We have been using a bayesian average on a website of ours for a couple of years now and it seems to have working great but when using the same formula with other (good) data on another website the output was a bit disturbing.
We use this PHP code:
<?php
$avg_num_reviews = 6264.3636363636;
$avg_rating = 4.527272727272727;
$this_num_review = 4;
$this_average_rating = 4;
$bayesian_average = (($avg_num_reviews * $avg_rating) + ($this_num_reviews * $this_average_rating)) / ($avg_num_reviews + $this_num_reviews);
echo $bayesian_average;
?>
This normaly is filled in dynamicly but to give you an idea we will put in the data manualy.
So this data:
$avg_num_reviews = 6264.3636363636;
$avg_rating = 4.527272727272727;
is correct.
If we then calculate the Bayesian average, then in my opinion something is going wrong.
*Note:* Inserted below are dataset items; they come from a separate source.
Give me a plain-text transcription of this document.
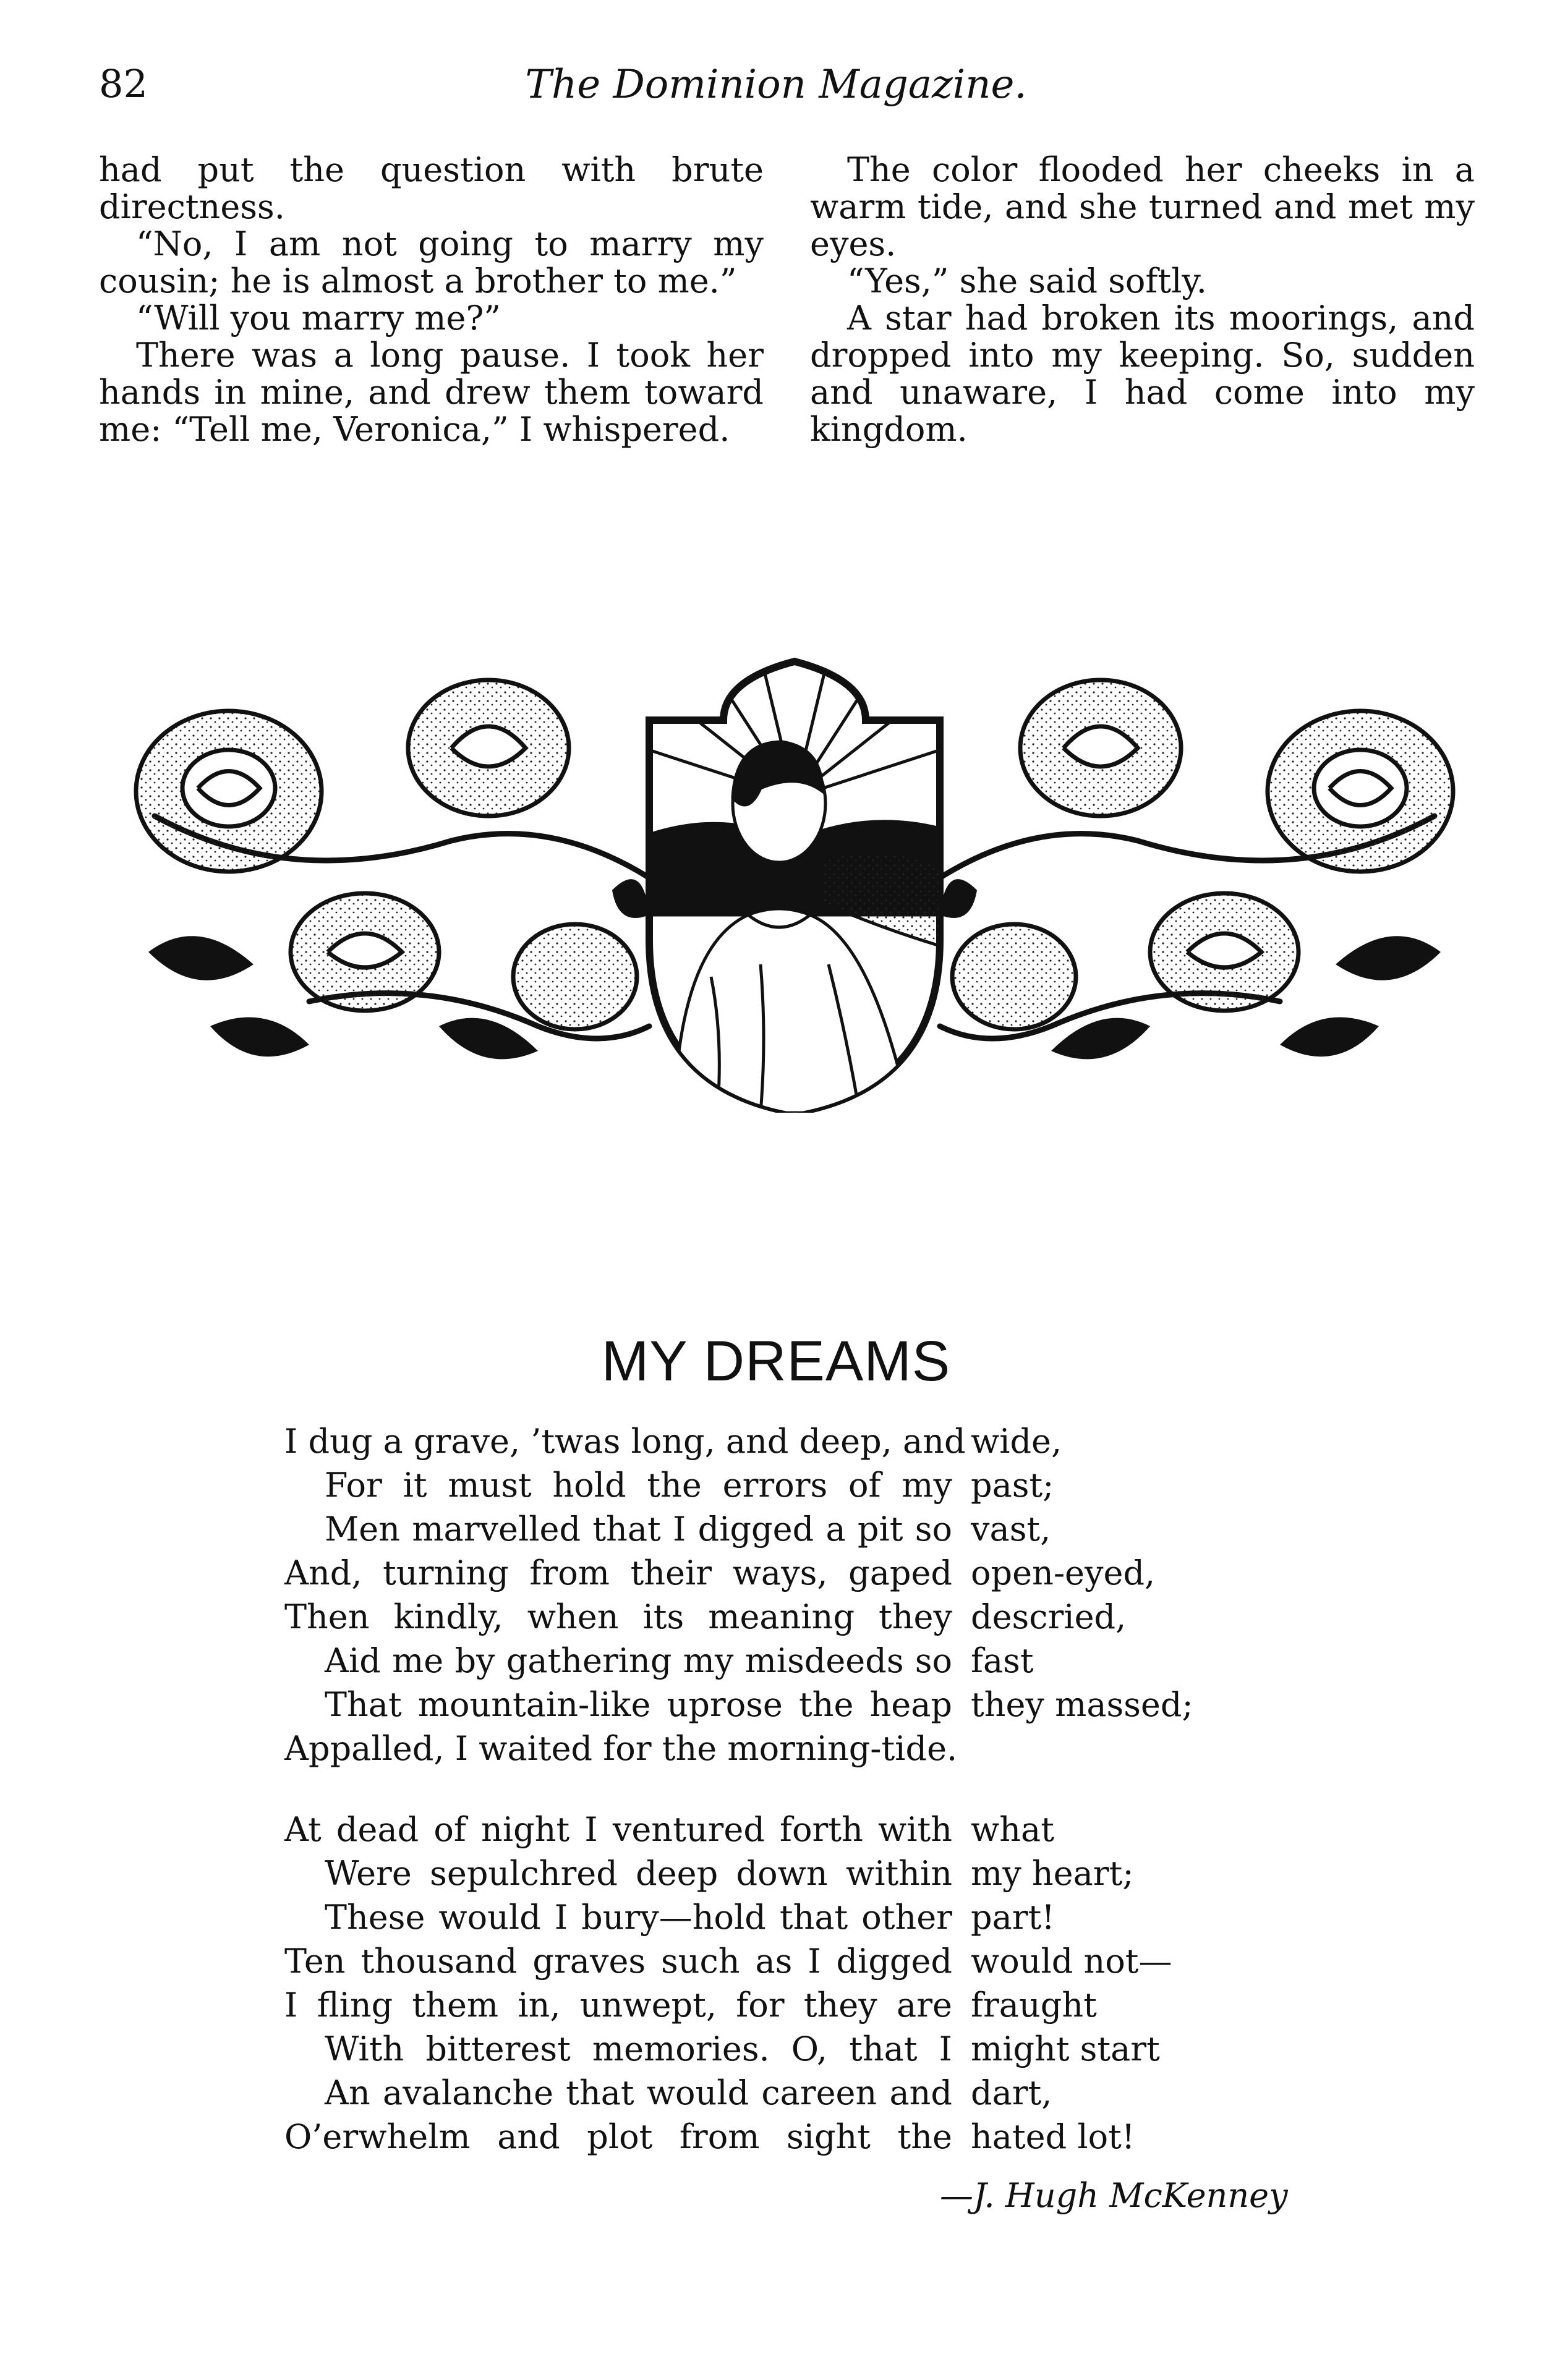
82	The Dominion Magazine.

had put the question with brute directness.

“No, I am not going to marry my cousin; he is almost a brother to me.”

“Will you marry me?”

There was a long pause. I took her hands in mine, and drew them toward me: “Tell me, Veronica,” I whispered.

The color flooded her cheeks in a warm tide, and she turned and met my eyes.

“Yes,” she said softly.

A star had broken its moorings, and dropped into my keeping. So, sudden and unaware, I had come into my kingdom.

MY DREAMS
I dug a grave, ’twas long, and deep, and wide,
For it must hold the errors of my past;
Men marvelled that I digged a pit so vast,
And, turning from their ways, gaped open-eyed,
Then kindly, when its meaning they descried,
Aid me by gathering my misdeeds so fast
That mountain-like uprose the heap they massed;
Appalled, I waited for the morning-tide.
At dead of night I ventured forth with what
Were sepulchred deep down within my heart;
These would I bury—hold that other part!
Ten thousand graves such as I digged would not—
I fling them in, unwept, for they are fraught
With bitterest memories. O, that I might start
An avalanche that would careen and dart,
O’erwhelm and plot from sight the hated lot!
—J. Hugh McKenney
It would help us enormously if someone could say something meaningful about this.
$this_num_reviews = total number over reviews for this company;
$this_average_rating = the average rating of this company;
Now we get to the weird part.:
Company A
$avg_num_reviews = 6264.3636363636;
$avg_rating = 4.527272727272727;
$this_num_review = 4;
$this_average_rating = 4;
$bayesian_average = (($avg_num_reviews * $avg_rating) + ($this_num_reviews * $this_average_rating)) / ($avg_num_reviews + $this_num_reviews);
$bayesian_average = 4.5269362613254;
Company B
$avg_num_reviews = 6264.3636363636;
$avg_rating = 4.527272727272727;
$this_num_review = 111;
$this_average_rating = 4.2;
$bayesian_average = (($avg_num_reviews * $avg_rating) + ($this_num_reviews * $this_average_rating)) / ($avg_num_reviews + $this_num_reviews);
$bayesian_average = 4.5215746565744;
Company C
$avg_num_reviews = 6264.3636363636;
$avg_rating = 4.527272727272727;
$this_num_review = 15468;
$this_average_rating = 4.4;
$bayesian_average = (($avg_num_reviews * $avg_rating) + ($this_num_reviews * $this_average_rating)) / ($avg_num_reviews + $this_num_reviews);
$bayesian_average = 4.4366864211353;
If we would sort this based on the bayesian average it will be like this:
- Company A
- Company B
- Company C
But how can it happen that a company (Company C) with 15468 reviews and an average of 4.4 has a lower Bayesian average than a company (Company A) with 4 reviews and an average of 4?
The Bayesian average should ensure that these kinds of things are prevented.
The logical sequence should be as follows:
- Company C
- Company B
- Company A
Can someone explain to me why this happens and whether there might be something wrong in the formula?
Am I missing something or should I use a different formula to do this better?
If anyone can say something meaningful about this, I would be very grateful to that person because I am a bit off track at the moment.